Optimizing Trial Supplies: Calyx Supply Simulation

Calyx’s Supply Simulation is a clinical trial supply forecasting service that improves trial efficiencies by helping sponsors estimate study supply requirements based on sophisticated simulation modeling methodology.

By testing a design aspect/assumption, as well as various potential recruitment patterns, Calyx’s in-house expert statistical design and trial supply consultants run a simulation to help sponsors make informed decisions about the quantity of medication to produce for use in clinical development.

Some of the most common use cases for the service include, but are not limited to:

• Evaluating the amount of medication required to start and maintain clinical trial enrolment
• Predicting how long an existing amount of study medication will last
• Determining the optimal site and depot buffer stock quantities required to ensure dispensation while reducing the cost and burden of excessive drug wastage

Calyx’s Supply Simulation service enables trial sponsors to run their clinical trial design as a simulation before patients are screened, medication has been ordered, and packaging designs/protocols have been finalized.

But how does it work? We break it down for you here.

Modeling Methodology Summarized

Simulations allow for the comparison of multiple scenarios tailored to the study, from varying supply chain issues to variable patient titration.

Simulation or Forecast?

A forecast is defined as a static prediction or estimate of a future event or trend. A forecasting tool takes data as a point of entry and creates a likely state of the data in the future.

A simulation considers variable factors that could impact the data used as an entry point. In clinical supplies, a simulation considers the likelihood of some events occurring, and how they affect medication consumption.

With Calyx Supply Simulation, averages are obtained on parameters such as overage, number of shipments, and the risk of not being able to supply patients – these estimates are more accurate than forecasting estimates since we consider more factors and real-world variability.

Simulations provide us with ranges (or confidence intervals) that give us a sense of what we can expect to happen in the study with certain degrees of confidence. Therefore, Calyx Supply Simulation can be used to define what the optimal supply strategy should be e.g., how much buffer stock should be held at sites and depots.

Simulations also allow us to investigate several “what if” scenarios – since some parameters will be unknown up-front i.e., educated guesses – which is not possible with static forecasting.

Total Kits Required over Time

Chart 1: By running multiple simulations, an average of the total required kits is obtained, which is more precise than a simple forecasting average

Simulation Run

We refer to a simulation run as a single representation of what might happen in the study, resulting in the estimation of the total kits required over time for study execution.

By running multiple simulations (multiple runs), we can obtain an average for the total kits required, which is more precise than a simple forecasting average (See Chart 1).

Let’s suppose that we decided to base the number of kits required for the study on the simulation average, then:

• If the actual study behaved similarly to any of the lower simulation runs, we would be producing more kits than would be required
• If the actual study behaved similarly to any of the higher simulation runs, we would have insufficient kits produced

It is therefore vital that we not only consider the average but also the information provided across the many simulation runs. This cannot be achieved via a static forecasting approach.

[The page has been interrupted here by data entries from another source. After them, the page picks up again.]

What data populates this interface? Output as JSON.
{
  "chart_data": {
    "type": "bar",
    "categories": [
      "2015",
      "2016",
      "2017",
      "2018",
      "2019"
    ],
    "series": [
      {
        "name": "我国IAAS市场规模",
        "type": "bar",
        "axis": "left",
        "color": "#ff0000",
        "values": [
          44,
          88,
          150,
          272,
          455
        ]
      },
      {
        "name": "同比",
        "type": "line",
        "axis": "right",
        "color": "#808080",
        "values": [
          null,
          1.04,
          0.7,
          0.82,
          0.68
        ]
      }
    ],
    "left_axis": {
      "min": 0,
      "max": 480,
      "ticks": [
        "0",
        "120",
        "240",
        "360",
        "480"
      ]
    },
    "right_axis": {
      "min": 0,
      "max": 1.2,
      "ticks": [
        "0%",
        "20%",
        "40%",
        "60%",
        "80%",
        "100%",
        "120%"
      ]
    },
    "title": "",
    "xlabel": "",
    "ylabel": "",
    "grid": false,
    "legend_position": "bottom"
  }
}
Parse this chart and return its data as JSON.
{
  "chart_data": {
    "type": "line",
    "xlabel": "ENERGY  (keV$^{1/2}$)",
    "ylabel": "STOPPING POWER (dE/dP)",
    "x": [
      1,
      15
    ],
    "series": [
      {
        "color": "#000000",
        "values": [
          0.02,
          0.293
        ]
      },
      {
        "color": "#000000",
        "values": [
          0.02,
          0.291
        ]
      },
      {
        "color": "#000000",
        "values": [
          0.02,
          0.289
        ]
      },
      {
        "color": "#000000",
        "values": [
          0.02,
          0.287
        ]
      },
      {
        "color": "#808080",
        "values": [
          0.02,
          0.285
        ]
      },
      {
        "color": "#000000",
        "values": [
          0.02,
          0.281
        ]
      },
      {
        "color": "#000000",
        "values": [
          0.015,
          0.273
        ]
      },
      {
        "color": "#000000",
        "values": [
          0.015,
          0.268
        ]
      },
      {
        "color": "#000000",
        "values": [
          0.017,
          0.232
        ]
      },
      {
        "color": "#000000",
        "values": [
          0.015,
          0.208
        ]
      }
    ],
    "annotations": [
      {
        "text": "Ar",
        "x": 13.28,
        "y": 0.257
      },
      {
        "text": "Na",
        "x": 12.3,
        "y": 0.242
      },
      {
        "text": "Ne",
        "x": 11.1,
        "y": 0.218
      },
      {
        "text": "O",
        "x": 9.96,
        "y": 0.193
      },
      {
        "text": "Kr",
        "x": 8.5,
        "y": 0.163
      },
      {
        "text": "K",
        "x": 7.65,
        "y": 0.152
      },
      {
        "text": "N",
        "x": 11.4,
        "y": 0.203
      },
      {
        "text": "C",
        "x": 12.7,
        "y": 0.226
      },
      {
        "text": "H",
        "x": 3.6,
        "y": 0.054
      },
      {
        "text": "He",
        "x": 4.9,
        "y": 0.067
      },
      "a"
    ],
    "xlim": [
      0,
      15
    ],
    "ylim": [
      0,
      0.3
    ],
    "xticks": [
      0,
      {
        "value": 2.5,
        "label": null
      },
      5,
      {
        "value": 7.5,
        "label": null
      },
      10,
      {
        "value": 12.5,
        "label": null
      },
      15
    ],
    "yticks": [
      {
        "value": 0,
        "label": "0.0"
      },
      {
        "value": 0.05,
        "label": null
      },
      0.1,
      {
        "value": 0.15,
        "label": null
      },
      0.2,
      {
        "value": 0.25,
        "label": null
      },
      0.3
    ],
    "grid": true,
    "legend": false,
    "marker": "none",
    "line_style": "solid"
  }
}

Monte Carlo Simulation Technique

Some of the key elements of a clinical trial are variable, such as subject recruitment. It is important that the modeling approach incorporates variability into the study simulation so a full range of outcomes can be studied. Monte Carlo simulation allows such an approach, sampling values for key variables from underlying specified distributions of some of the input parameters.

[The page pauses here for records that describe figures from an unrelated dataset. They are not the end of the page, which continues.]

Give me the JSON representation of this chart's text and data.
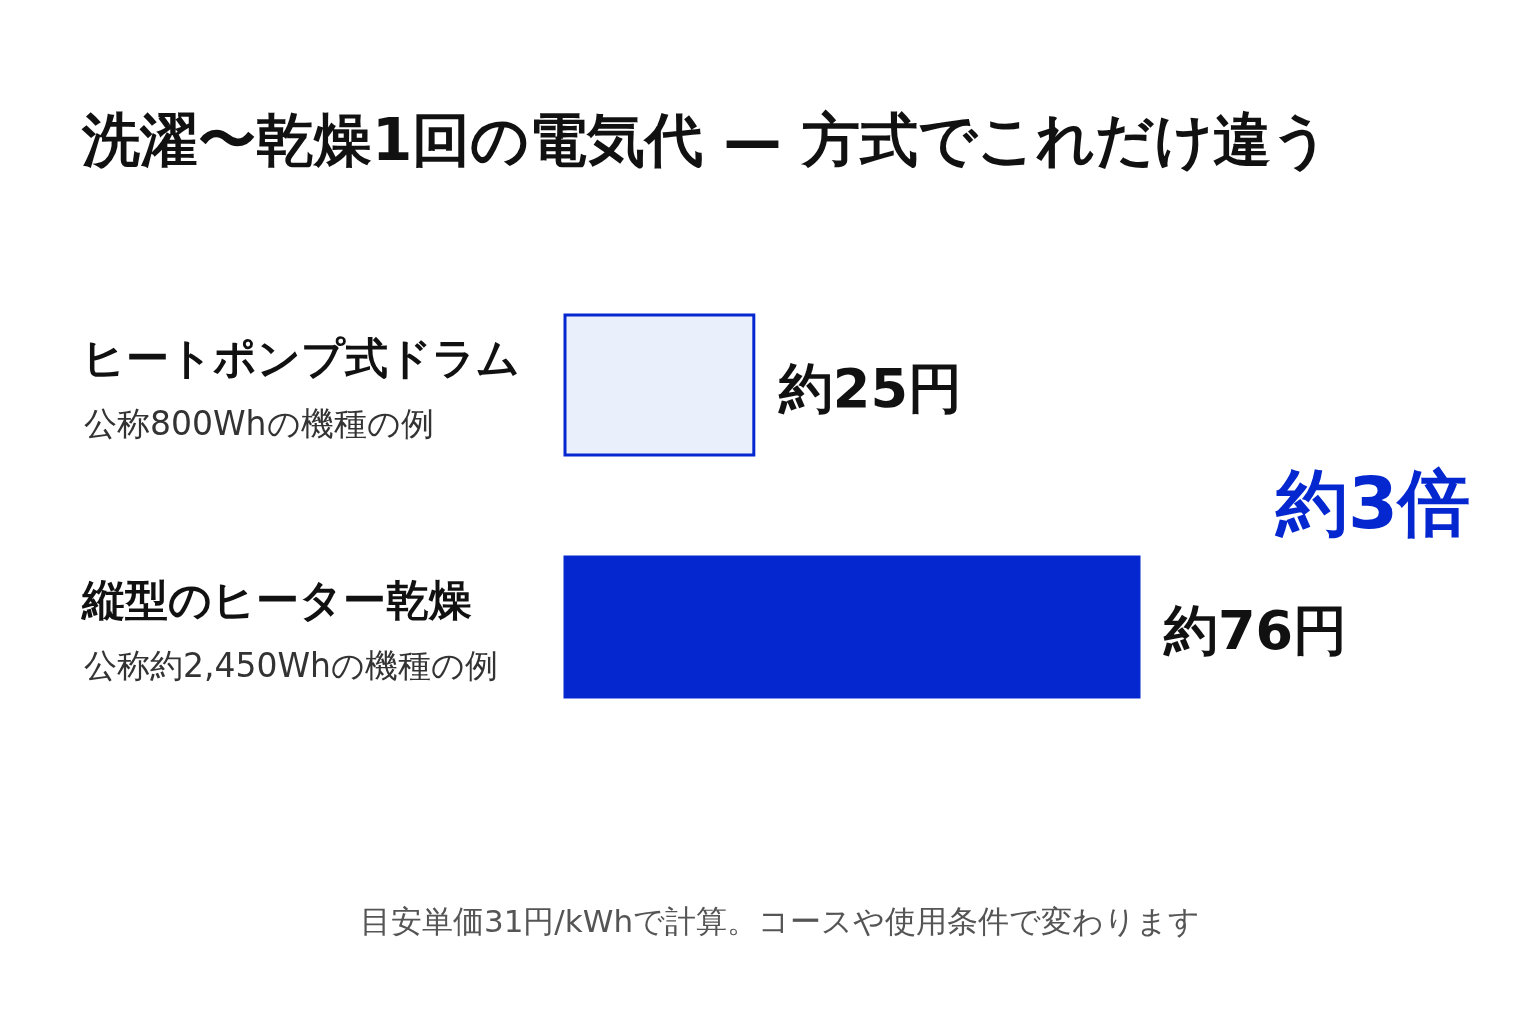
{
  "chart_data": {
    "type": "bar",
    "orientation": "horizontal",
    "title": "洗濯〜乾燥1回の電気代 — 方式でこれだけ違う",
    "categories": [
      "ヒートポンプ式ドラム",
      "縦型のヒーター乾燥"
    ],
    "values": [
      25,
      76
    ],
    "value_labels": [
      "約25円",
      "約76円"
    ],
    "colors": [
      "#eaf0fb",
      "#0427d0"
    ],
    "annotations": [
      "公称800Whの機種の例",
      "公称約2,450Whの機種の例",
      "約3倍",
      "目安単価31円/kWhで計算。コースや使用条件で変わります"
    ]
  }
}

Monte Carlo Simulation Applied to Patient Recruitment

While the average study recruitment for a group of sites may be e.g., two patients per site per month, there is a chance that an individual site may recruit zero patients or as many as six or seven patients in any month.

Monte Carlo simulations account for this variability by using a random number generator to determine each site’s recruitment for each month of the simulation. The random number generator is weighted to return numbers in the proportions that underlie the theoretical distribution. This process is like rolling a die to mimic real-world variability.

Benefits of a Service

The Calyx Statistics and Product Support Services team (SPSS) provides advice and consultancy on randomization and medication management as a standard for all the studies supported by Calyx IRT. Why not utilize that experience to help set up and refine your simulation to meet the requirements for your specific trial?

For example, from their experience of setting lookahead windows, trigger and resupply levels, and other IRT supply chain settings, the SPSS team can minimize kit wastage in a simulation to the point where the chances of a failed visit are at an acceptable level. The acceptable level is discussed with the sponsor and is study-specific. The further amount of medication needed to remove all failed visits can also be shown to ensure an appropriate level of overage is chosen. 

Conclusion

Don’t fret over the difficult task of estimating how much drug to manufacture and package for your trial, and when. Leverage the expertise of Calyx’s in-house expert statistical design and trial supplies consultants to help you optimize protocol design to balance the cost of shipments and reduce waste, and assess the impact of protocol amendments, by comparing ‘what if’ scenarios via the Calyx Supply Simulation service.